The two cases, weighing over 100 kilograms (220 lb), contained a mixture of stable uranium-238 and radioactive uranium-235, said Professor Fortunat Lumu, Congo's General Atomic Energy Officer and a member of the International Atomic Energy Agency (IAEA). He told Reuters both cases had a relatively low level of radioactivity but it was "still enough" to cause radioactive contamination if detonated in a home-made bomb.
"We were alerted by state security who seized the cases, and we were able to confirm that they were radioactive," he said.
Some 50 cases of radioactive uranium and highly radioactive caesium have been seized by Congolese authorities in the central African country over the last four years, said Lumu.
Officials say cases carrying radioactive material are smuggled into the country, from where they are traded across sparsely guarded borders to several of Congo's nine neighbors.
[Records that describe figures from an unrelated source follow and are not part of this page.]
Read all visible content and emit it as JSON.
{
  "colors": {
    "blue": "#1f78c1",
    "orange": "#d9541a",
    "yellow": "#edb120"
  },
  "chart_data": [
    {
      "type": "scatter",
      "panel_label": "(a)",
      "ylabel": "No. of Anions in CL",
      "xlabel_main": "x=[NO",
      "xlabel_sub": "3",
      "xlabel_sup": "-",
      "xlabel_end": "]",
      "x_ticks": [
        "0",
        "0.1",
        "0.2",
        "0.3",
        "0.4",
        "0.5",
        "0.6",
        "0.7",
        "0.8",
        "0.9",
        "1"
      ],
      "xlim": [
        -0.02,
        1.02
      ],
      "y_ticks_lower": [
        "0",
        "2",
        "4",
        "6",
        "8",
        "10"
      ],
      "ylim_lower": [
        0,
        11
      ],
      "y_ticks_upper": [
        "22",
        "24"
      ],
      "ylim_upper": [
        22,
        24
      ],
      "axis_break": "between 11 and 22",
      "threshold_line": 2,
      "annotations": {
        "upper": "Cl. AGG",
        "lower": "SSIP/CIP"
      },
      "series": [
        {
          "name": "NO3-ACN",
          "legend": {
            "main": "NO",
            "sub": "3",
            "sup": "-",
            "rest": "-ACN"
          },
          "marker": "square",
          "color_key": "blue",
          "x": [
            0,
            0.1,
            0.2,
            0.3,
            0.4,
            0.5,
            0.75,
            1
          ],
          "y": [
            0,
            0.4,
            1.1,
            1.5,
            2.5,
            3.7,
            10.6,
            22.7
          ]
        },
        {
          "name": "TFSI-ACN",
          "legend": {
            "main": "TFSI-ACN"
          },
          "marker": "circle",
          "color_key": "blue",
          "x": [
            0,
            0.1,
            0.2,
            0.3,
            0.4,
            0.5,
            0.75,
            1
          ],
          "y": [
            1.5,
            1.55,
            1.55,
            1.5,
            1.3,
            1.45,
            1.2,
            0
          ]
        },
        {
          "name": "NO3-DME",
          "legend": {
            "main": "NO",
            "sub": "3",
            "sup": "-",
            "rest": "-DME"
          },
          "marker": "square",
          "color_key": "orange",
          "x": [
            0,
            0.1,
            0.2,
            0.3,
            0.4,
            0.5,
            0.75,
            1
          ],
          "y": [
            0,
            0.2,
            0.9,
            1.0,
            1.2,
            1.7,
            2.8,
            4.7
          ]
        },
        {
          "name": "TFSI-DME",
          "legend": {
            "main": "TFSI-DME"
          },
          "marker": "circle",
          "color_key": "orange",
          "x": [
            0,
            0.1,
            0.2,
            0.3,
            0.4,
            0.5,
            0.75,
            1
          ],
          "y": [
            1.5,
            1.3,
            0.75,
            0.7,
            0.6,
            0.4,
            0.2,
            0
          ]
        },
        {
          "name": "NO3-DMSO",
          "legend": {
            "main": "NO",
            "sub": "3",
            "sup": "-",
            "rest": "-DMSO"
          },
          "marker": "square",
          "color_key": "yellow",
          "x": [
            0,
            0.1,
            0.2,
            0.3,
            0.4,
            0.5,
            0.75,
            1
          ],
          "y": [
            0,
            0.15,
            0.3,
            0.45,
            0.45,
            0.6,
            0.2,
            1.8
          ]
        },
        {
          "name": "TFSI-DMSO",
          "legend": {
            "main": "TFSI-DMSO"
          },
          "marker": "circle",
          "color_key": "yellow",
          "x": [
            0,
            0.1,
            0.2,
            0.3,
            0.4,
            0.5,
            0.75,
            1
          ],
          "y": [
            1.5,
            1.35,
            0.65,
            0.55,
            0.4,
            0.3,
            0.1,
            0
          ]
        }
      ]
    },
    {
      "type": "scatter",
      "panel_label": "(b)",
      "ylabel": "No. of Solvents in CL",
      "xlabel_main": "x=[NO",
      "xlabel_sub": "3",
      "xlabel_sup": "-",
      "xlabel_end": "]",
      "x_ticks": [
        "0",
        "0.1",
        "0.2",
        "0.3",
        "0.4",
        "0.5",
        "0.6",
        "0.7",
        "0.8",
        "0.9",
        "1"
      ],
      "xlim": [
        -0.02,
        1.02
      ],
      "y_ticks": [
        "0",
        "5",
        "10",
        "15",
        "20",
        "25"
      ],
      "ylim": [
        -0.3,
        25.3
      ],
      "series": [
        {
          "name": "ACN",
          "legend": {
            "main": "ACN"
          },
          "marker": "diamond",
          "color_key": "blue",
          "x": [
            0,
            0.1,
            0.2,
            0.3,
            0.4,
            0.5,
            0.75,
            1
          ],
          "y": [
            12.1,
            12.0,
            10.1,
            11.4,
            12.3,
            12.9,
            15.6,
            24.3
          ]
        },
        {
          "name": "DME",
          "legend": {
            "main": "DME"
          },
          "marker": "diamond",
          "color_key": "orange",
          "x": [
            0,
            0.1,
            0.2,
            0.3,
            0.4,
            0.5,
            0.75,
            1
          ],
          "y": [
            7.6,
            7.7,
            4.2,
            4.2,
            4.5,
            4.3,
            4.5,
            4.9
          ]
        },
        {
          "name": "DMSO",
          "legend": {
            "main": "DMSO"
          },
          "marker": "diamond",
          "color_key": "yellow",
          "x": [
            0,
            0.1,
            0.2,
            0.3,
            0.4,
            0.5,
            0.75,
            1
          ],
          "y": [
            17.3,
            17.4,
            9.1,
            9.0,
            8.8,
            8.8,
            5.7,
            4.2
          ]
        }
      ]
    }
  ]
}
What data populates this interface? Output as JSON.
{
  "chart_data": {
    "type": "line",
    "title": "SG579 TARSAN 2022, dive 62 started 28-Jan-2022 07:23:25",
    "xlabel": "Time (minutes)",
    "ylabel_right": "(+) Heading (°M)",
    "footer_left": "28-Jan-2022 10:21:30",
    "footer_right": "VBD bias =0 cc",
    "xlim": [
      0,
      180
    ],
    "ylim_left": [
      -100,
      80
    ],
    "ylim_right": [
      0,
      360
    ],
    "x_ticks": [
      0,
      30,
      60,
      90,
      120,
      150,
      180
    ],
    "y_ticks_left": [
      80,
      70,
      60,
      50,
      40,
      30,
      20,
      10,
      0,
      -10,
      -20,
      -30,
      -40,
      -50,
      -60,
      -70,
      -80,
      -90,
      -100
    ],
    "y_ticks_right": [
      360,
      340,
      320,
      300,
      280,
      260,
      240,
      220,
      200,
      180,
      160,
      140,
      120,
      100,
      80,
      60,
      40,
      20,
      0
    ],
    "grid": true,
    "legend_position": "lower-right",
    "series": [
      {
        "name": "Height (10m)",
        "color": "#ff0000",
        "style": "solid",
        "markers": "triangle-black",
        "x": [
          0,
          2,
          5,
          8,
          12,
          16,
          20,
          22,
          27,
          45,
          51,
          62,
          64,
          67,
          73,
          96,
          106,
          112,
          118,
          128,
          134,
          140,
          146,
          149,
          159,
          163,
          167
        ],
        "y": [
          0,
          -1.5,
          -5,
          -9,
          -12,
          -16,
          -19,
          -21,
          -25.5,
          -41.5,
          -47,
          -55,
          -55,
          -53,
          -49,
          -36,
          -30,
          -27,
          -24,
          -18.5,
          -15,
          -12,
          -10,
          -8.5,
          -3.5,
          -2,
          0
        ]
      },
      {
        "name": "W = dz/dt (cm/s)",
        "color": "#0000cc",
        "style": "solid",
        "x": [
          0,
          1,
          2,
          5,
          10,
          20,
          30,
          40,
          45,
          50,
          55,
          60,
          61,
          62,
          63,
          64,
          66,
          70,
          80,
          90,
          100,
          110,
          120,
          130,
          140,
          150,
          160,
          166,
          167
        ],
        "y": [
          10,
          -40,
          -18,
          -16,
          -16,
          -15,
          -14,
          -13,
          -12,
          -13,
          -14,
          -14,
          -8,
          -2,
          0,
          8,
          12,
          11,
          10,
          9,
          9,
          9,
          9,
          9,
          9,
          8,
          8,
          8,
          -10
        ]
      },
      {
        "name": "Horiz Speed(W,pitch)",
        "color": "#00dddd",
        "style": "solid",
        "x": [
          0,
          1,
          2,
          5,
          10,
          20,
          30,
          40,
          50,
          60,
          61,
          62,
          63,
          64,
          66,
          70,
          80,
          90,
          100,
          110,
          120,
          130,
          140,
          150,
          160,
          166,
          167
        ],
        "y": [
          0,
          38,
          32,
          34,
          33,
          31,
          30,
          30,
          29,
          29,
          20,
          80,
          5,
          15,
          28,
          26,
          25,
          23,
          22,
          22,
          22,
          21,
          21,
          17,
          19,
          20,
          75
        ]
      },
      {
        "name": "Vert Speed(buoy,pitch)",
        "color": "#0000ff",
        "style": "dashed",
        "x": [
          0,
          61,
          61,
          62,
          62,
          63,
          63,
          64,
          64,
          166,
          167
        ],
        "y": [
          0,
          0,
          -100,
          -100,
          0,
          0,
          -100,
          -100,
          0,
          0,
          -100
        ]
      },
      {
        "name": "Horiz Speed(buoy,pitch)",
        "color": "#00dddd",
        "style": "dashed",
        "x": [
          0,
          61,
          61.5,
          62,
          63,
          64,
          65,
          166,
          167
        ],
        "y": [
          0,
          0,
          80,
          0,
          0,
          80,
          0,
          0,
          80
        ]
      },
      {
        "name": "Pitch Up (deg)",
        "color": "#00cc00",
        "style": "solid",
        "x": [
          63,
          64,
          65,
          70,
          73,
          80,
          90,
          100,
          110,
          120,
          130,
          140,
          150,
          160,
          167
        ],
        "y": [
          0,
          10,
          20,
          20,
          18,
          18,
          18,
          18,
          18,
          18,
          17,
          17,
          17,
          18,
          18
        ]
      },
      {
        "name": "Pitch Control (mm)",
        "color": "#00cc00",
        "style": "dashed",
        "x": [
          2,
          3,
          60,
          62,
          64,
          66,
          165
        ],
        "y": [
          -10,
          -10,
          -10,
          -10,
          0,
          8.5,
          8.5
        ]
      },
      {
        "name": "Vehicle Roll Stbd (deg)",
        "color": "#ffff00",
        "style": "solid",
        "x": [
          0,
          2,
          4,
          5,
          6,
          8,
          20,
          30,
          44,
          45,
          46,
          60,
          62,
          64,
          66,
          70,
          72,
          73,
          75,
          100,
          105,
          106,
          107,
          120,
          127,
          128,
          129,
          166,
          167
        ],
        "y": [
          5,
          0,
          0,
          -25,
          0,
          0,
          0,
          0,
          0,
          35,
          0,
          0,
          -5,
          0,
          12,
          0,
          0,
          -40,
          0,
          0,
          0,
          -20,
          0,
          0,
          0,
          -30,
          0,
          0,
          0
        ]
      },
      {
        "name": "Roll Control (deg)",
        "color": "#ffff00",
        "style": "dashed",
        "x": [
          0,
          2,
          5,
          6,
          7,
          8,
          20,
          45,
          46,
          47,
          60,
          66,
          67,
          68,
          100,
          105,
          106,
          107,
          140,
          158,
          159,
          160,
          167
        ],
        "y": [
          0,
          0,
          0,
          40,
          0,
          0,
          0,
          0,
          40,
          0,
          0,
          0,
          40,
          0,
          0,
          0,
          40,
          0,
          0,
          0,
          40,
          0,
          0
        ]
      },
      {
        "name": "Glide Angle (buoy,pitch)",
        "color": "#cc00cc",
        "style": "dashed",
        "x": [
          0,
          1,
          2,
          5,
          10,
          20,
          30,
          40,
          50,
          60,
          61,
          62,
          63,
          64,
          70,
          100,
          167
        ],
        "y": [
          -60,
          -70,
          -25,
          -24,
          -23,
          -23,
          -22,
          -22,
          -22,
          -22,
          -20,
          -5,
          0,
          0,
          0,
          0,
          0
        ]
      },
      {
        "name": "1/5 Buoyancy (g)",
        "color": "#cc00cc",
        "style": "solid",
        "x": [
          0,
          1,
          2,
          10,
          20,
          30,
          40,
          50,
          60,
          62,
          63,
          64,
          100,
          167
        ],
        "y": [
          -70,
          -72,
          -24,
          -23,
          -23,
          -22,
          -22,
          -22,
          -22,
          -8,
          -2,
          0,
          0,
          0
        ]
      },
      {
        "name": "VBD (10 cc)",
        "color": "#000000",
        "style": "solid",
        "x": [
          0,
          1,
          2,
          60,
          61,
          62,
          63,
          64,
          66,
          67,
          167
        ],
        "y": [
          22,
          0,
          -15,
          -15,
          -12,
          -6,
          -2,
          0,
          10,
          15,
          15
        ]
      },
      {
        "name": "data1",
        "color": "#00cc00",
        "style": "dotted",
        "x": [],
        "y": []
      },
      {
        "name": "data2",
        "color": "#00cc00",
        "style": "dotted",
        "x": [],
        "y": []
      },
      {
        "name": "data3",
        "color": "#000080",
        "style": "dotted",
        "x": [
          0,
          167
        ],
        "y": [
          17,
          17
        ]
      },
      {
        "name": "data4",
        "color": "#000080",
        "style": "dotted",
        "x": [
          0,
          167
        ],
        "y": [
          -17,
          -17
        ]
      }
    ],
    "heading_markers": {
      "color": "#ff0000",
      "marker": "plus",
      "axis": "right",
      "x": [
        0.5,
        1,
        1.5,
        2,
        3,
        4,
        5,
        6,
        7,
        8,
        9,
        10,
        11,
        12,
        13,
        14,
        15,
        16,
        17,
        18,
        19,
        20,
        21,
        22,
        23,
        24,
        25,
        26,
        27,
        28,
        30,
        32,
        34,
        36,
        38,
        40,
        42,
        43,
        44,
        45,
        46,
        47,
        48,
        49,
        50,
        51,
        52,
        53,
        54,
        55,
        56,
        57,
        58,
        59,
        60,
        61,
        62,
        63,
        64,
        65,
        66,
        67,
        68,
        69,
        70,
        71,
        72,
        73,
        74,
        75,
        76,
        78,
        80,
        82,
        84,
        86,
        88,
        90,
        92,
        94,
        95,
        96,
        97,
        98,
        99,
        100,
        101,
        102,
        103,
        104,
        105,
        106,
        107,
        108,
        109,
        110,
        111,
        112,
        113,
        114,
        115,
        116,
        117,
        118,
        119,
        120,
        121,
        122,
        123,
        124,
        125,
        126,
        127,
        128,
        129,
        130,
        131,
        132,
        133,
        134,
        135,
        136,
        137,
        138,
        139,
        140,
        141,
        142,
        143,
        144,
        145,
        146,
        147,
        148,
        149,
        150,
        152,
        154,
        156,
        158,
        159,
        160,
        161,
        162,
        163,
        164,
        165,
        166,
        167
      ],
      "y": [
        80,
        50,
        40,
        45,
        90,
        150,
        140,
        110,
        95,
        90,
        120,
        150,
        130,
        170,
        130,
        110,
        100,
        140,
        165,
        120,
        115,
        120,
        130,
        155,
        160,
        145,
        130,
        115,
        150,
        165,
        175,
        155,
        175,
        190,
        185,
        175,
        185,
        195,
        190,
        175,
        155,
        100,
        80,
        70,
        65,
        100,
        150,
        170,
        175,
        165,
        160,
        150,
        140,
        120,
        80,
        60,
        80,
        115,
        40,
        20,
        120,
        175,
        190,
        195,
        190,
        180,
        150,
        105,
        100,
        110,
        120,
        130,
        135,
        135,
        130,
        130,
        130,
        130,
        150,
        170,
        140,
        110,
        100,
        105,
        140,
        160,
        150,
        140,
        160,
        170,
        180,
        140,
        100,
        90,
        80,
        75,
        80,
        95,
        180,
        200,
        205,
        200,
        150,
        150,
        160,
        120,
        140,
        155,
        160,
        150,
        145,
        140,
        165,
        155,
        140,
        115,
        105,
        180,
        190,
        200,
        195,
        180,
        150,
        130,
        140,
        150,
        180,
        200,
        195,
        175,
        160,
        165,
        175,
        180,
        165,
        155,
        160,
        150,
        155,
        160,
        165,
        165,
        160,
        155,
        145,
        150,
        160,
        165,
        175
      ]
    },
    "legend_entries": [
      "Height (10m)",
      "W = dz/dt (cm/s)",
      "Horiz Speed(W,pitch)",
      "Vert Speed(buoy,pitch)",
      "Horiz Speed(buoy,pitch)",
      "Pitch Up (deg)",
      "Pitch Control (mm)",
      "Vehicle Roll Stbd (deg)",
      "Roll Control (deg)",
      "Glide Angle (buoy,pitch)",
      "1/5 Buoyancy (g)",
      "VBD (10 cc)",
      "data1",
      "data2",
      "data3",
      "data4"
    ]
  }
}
They suspect the cases are brought in to Congo for industrial use in the region's oil and mining sectors, bypassing international conventions on shipping radioactive material.
"It is possible that some of the cases brought in for such use are then stolen or traded into the wrong hands, but we cannot say for sure how many times this has happened," Lumu said.
The two cases seized earlier this month were of a similar size to many others smuggled in and could also have been destined for industrial use.
State authority and border controls are often weak or non-existent in the former Zaire, recovering from over five years of a war that involved several of its neighbors.
Most of the illegal cases seized in the past have been discovered in Kinshasa, although identical cases have also been found in neighboring Uganda and Tanzania, said Lumu.
Oil rich Congo Republic is thought to be the most common destination for the nuclear material, with only the Congo river separating its capital, Brazzaville, from Kinshasa in the DRC.
Last week, police in neighboring Zambia arrested two men in possession of a suspected bomb-grade uranium cache, adding they suspected it came from the Democratic Republic of Congo.